In the mother-baby industry, integration has long been a topic of discussion. Many provinces are vigorously pushing forward with integration efforts. The reason for integration is straightforward: on one hand, low birth rates are leading to increasing saturation of mother-baby retail outlets, and on the other, as online channels rise, these outlets are gradually losing their channel advantages. Whether it’s “big fish-eating small fish” or “strong players merging with strong players,” the essence of this wave of integration initiated by mother-baby retailers is to expand scale, control more resources, and improve chances of survival and profit margins.
However, so far, compared to pharmacies and supermarkets, integration in the mother-baby sector has not made significant progress and mostly remains at a basic supply chain level.
So, what exactly makes mother-baby retail integration so difficult?
The business model of mother-baby shops is inherently difficult to standardize
In fact, many in the industry believe that mother-baby shops were able to break away from general supermarkets and become a separate business model because they cater to a scattered demand and provide in-depth services for “slow-moving” products.
This means that mother-baby shops operate under a different logic compared to pharmacies and supermarkets, which can be standardized and replicated, while the former lacks the potential for modularization and standardized replication.
This non-standardized, hard-to-replicate attribute determines that if mother-baby retailers want to integrate, they can only aim to close the loop on supply chain and retail system standardization in relatively fast-moving domains. This is why most current integration efforts in the mother-baby sector are focused on supply chains, particularly in the formula milk category.
But this task is still quite challenging. “On one hand, channel merchants face high barriers to create their private brands, with a narrow target audience and scattered needs; on the other hand, consumers do not have a high acceptance of private-label products. Hence, most of the current efforts are concentrated on cooperation with channel-specific products.”

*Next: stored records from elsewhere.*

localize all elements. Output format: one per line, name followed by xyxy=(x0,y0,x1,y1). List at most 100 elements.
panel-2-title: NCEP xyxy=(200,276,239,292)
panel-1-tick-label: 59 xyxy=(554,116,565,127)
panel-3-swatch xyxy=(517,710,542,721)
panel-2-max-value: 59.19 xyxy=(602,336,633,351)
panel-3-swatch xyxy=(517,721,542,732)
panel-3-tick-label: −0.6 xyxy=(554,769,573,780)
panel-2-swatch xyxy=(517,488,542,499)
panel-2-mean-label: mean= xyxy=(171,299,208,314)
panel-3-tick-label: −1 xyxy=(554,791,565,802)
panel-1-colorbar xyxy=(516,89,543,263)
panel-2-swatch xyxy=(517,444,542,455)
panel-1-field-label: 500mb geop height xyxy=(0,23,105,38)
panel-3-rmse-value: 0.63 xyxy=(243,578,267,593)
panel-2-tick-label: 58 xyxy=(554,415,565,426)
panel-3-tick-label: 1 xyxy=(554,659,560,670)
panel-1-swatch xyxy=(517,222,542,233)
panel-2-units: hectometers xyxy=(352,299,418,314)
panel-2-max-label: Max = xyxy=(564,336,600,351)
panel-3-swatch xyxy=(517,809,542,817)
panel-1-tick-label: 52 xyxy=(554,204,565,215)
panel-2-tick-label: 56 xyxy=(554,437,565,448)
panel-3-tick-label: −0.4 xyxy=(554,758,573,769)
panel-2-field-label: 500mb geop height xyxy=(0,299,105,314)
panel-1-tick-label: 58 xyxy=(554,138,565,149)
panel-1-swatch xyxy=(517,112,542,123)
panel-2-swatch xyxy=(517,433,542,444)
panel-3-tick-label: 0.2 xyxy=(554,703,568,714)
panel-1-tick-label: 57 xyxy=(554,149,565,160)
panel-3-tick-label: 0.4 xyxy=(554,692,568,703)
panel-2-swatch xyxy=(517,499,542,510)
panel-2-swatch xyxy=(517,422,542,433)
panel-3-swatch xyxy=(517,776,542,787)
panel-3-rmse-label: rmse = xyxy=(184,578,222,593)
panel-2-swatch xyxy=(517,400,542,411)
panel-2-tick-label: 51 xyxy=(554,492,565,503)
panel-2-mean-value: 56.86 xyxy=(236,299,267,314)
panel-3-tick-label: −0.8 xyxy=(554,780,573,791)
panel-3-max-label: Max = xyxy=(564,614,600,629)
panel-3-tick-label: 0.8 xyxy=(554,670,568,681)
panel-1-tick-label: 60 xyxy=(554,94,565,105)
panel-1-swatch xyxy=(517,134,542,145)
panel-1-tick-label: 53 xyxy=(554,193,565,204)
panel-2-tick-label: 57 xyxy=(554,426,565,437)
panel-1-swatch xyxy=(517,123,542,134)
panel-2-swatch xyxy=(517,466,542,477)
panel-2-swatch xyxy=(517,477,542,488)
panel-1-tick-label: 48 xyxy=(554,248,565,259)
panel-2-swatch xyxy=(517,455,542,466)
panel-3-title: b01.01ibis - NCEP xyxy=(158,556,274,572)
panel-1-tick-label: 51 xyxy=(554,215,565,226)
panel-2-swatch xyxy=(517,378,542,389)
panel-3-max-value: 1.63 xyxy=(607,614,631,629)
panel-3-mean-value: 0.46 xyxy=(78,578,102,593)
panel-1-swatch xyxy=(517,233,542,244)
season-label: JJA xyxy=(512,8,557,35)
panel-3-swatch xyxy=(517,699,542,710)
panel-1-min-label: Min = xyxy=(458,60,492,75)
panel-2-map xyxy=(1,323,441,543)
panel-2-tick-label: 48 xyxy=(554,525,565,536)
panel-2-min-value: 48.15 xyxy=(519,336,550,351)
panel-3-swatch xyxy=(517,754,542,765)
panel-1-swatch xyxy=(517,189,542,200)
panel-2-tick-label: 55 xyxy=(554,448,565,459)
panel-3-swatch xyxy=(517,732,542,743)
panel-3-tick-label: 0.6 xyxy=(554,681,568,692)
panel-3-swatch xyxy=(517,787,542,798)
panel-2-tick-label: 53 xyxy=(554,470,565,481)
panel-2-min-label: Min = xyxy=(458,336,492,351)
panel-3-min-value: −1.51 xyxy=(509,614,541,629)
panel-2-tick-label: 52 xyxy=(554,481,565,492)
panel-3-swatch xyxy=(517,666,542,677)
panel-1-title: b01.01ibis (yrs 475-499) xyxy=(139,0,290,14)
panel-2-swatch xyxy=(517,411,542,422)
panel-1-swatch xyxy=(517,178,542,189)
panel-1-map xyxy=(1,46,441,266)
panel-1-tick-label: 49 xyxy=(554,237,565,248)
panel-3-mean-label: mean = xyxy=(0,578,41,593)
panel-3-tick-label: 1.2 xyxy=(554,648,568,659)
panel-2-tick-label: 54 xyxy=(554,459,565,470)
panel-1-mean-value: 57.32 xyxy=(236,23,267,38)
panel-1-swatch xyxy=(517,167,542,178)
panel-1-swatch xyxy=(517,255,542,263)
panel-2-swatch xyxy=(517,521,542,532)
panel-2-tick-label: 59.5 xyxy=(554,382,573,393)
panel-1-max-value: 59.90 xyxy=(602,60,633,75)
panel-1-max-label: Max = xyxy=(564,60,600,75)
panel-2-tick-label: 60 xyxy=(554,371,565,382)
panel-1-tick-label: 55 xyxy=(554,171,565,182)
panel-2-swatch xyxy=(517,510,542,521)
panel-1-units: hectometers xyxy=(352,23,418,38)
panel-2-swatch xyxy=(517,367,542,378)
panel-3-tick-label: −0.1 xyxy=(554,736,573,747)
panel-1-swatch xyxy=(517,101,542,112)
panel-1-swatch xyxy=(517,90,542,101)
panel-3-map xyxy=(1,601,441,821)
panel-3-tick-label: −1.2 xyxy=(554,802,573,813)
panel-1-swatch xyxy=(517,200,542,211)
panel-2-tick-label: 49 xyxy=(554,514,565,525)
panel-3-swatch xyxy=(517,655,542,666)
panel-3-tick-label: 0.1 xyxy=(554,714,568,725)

However, as this practitioner sees it, channel-specific cooperation is still at a stage of negotiation between channel merchants and brand manufacturers. “This negotiation is currently based on mutual needs, but this state of need is constantly changing, so uniting to work on channel-specific products is a way out today, but whether it’s a long-term solution cannot be determined now.”
However, deep integration requires solid management empowerment, including digital transformation (store branding, systems, finance), and membership management upgrades. It is based on this need that a few SaaS providers are enjoying the dividends of the end-retail integration trend.
But the difficulty lies far beyond simply adopting a system. Relative to the system, “human” issues are the hardest to resolve. Many mother-baby retail practitioners who entered the industry during the lucrative times, who have witnessed the glory days and experienced high profits, now display several characteristics during the integration process:
- Affected by the macro environment, they lack fighting spirit and confidence.
- Their capabilities and age limit their willingness and ability to embrace and learn new things.
- Distrust without seeing results, disappointment due to unmet expectations, and conflicts of interest caused by profit sharing.
- After different chains merge, it is inevitable to face collisions of corporate cultures.
These issues are also hindering the progress of integration.
Indeed, in retail, one of the core paths to doing well indeed points to cost, efficiency, and scale. This philosophy has led to the current flurry of integration efforts. However, it cannot be denied that this path is lined with difficulties. Looking at the current integration efforts, it is a process and not a final state, and the ideal model for this path is still indeterminate. Yet, the point we can affirm now is, besides cost, scale, and efficiency, the core of good retail can also boil down to product and user experience.
As mother-baby shops start from the angle of user experience-based services or from the angle of expanding product offerings to meet user needs, they can still find selling points, such as the heavy service segments that many practitioners are currently exploring, or products that tap into emotional value or cater to the whole family.
After all, regardless of how the industry winds may shift, those stores that truly cater to consumers’ new psychological demands, new aesthetic pursuits, and new consumption patterns, and that can educate and guide consumers by their irreplaceable capabilities and maintain high customer loyalty, will still be the stores that survive the test of time.